Corpora
From NLTK
Over 40 corpora and corpus samples are included with the NLTK Corpus Distribution (750Mb). NLTK also provides corpus readers for easy access to many of these corpora from Python programs, e.g. if X is the name of a corpus, then some or all of the following methods will be defined:
>>> nltk.corpus.X.raw() # raw data from the corpus file(s) >>> nltk.corpus.X.words() # a list of words and punctuation tokens >>> nltk.corpus.X.sents() # words() grouped into sentences >>> nltk.corpus.X.tagged_words() # a list of (word,tag) pairs >>> nltk.corpus.X.tagged_sents() # tagged_words() grouped into sentences >>> nltk.corpus.X.parsed_sents() # a list of parse trees
Contents |
Parsed Corpora
The following corpora contain parsed text, and have a corpus reader that supports the following methods: raw(), words(), sents(), tagged_words, tagged_sents(), and parsed_sents.
- alpino: Alpino Treebank (Dutch)
- cess_cat: CESS-CAT Treebank (Catalan)
- cess_esp: CESS-ESP Treebank (Spanish)
- floresta: Floresta Treebank (Portuguese)
- treebank: Penn Treebank Corpus Sample (English)

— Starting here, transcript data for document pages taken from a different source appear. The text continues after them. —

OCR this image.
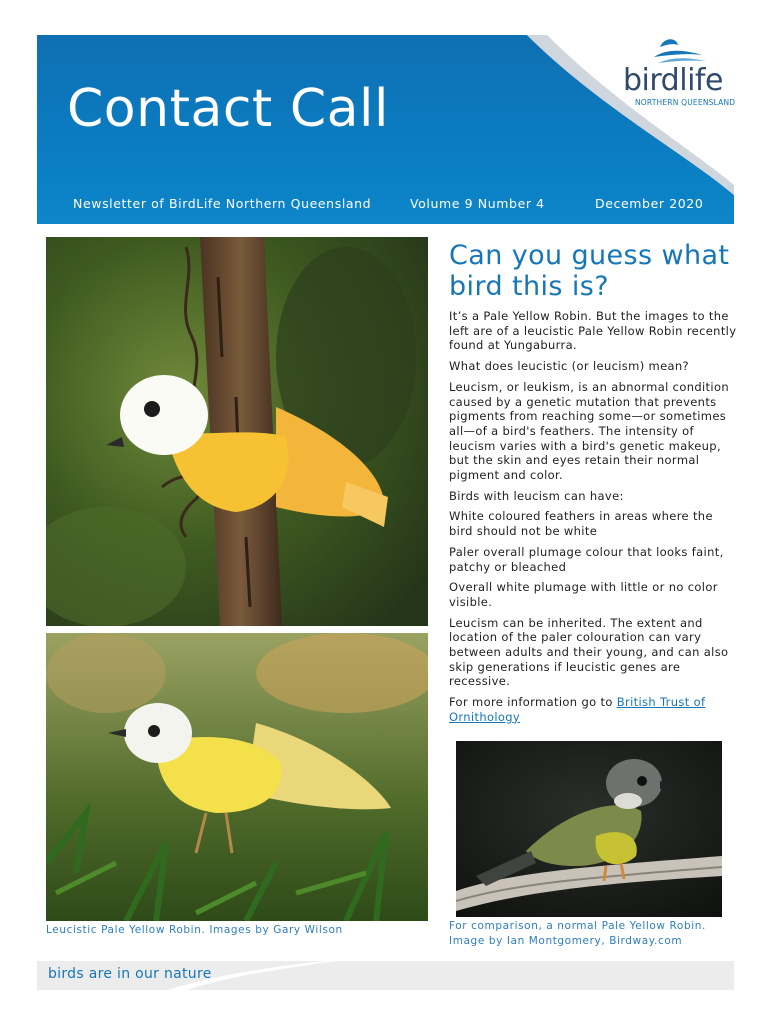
Contact Call
Newsletter of BirdLife Northern Queensland	Volume 9 Number 4	December 2020
birdlife
NORTHERN QUEENSLAND
Leucistic Pale Yellow Robin. Images by Gary Wilson
Can you guess what bird this is?

It’s a Pale Yellow Robin. But the images to the left are of a leucistic Pale Yellow Robin recently found at Yungaburra.

What does leucistic (or leucism) mean?

Leucism, or leukism, is an abnormal condition caused by a genetic mutation that prevents pigments from reaching some—or sometimes all—of a bird's feathers. The intensity of leucism varies with a bird's genetic makeup, but the skin and eyes retain their normal pigment and color.

Birds with leucism can have:

White coloured feathers in areas where the bird should not be white

Paler overall plumage colour that looks faint, patchy or bleached

Overall white plumage with little or no color visible.

Leucism can be inherited. The extent and location of the paler colouration can vary between adults and their young, and can also skip generations if leucistic genes are recessive.

For more information go to British Trust of Ornithology

For comparison, a normal Pale Yellow Robin.
Image by Ian Montgomery, Birdway.com
birds are in our nature
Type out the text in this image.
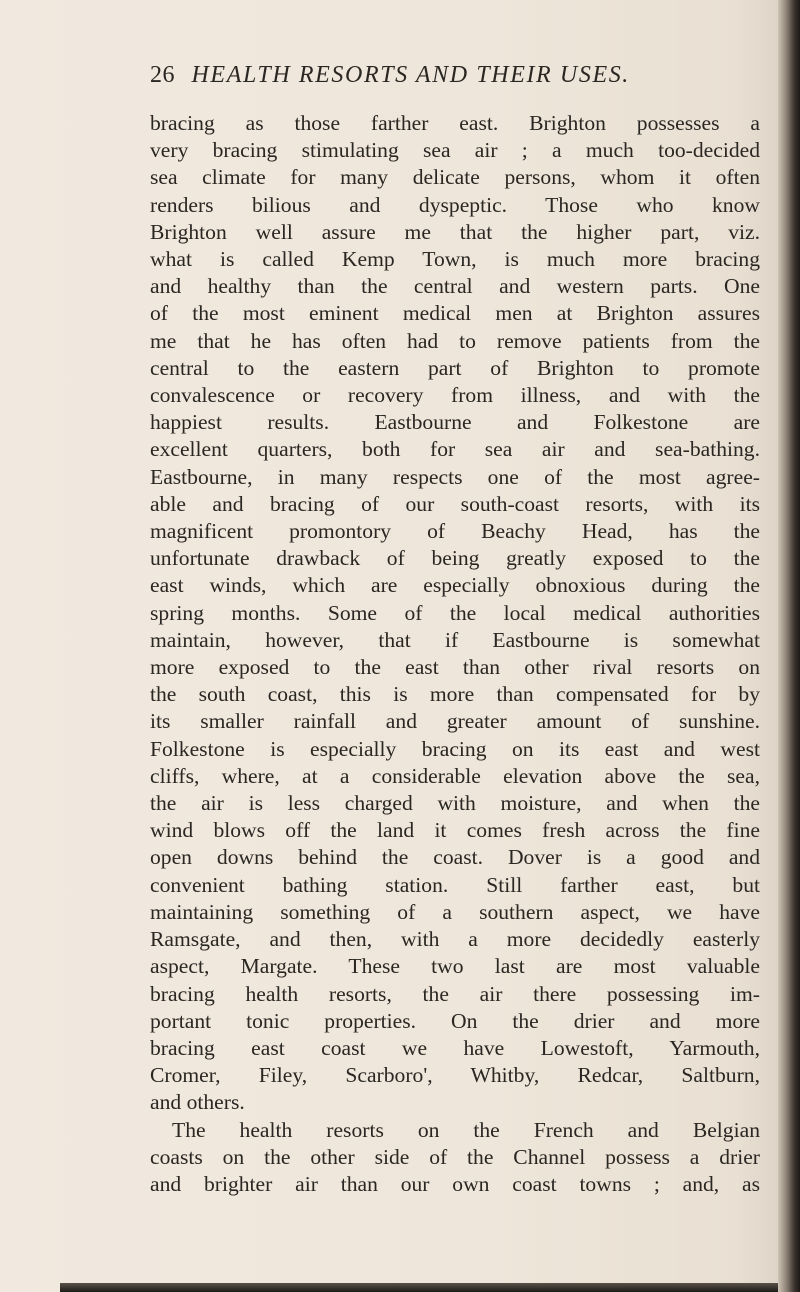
26 HEALTH RESORTS AND THEIR USES.
bracing as those farther east. Brighton possesses a
very bracing stimulating sea air ; a much too-decided
sea climate for many delicate persons, whom it often
renders bilious and dyspeptic. Those who know
Brighton well assure me that the higher part, viz.
what is called Kemp Town, is much more bracing
and healthy than the central and western parts. One
of the most eminent medical men at Brighton assures
me that he has often had to remove patients from the
central to the eastern part of Brighton to promote
convalescence or recovery from illness, and with the
happiest results. Eastbourne and Folkestone are
excellent quarters, both for sea air and sea-bathing.
Eastbourne, in many respects one of the most agree-
able and bracing of our south-coast resorts, with its
magnificent promontory of Beachy Head, has the
unfortunate drawback of being greatly exposed to the
east winds, which are especially obnoxious during the
spring months. Some of the local medical authorities
maintain, however, that if Eastbourne is somewhat
more exposed to the east than other rival resorts on
the south coast, this is more than compensated for by
its smaller rainfall and greater amount of sunshine.
Folkestone is especially bracing on its east and west
cliffs, where, at a considerable elevation above the sea,
the air is less charged with moisture, and when the
wind blows off the land it comes fresh across the fine
open downs behind the coast. Dover is a good and
convenient bathing station. Still farther east, but
maintaining something of a southern aspect, we have
Ramsgate, and then, with a more decidedly easterly
aspect, Margate. These two last are most valuable
bracing health resorts, the air there possessing im-
portant tonic properties. On the drier and more
bracing east coast we have Lowestoft, Yarmouth,
Cromer, Filey, Scarboro', Whitby, Redcar, Saltburn,
and others.
The health resorts on the French and Belgian
coasts on the other side of the Channel possess a drier
and brighter air than our own coast towns ; and, as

- sinica: Sinica Treebank Corpus Sample (Chinese)
Tagged Corpora
The following corpora contain tagged text, and have a corpus reader that supports the following methods: raw(), words(), sents(), tagged_words, and tagged_sents().
- brown: Brown Corpus
- indian: Indian Language POS-Tagged Corpus (Bangla, Hindi, Marathi, Telugu)
- mac_morpho: MacMorpho POS-Tagged Corpus (Brazilian Portuguese)
Text Corpora
The following corpora contain plain text, and have a corpus reader that supports the following methods: raw() and words().
- abc: Australian Broadcasting Commission 2006: Science News, Rural News
- genesis: Genesis Corpus
- gutenberg: Project Gutenberg Selections
- inaugural: US Presidential Inaugural Address Corpus
- udhr: Universal Declaration of Human Rights Corpus
- state_union: US Presidential State of the Union Address Corpus
Lexicons
The following corpora contain lexical data, and have a corpus reader that supports the following methods: raw() and words().
- cmudict: Carnegie Mellon Pronouncing Dictionary
- names: Names Corpus
- propbank: Proposition Bank Corpus
- stopwords: Stopwords Corpus (Danish, Dutch, English, French, German, Italian, Norwegian, Portuguese, Russian, Spanish, Swedish)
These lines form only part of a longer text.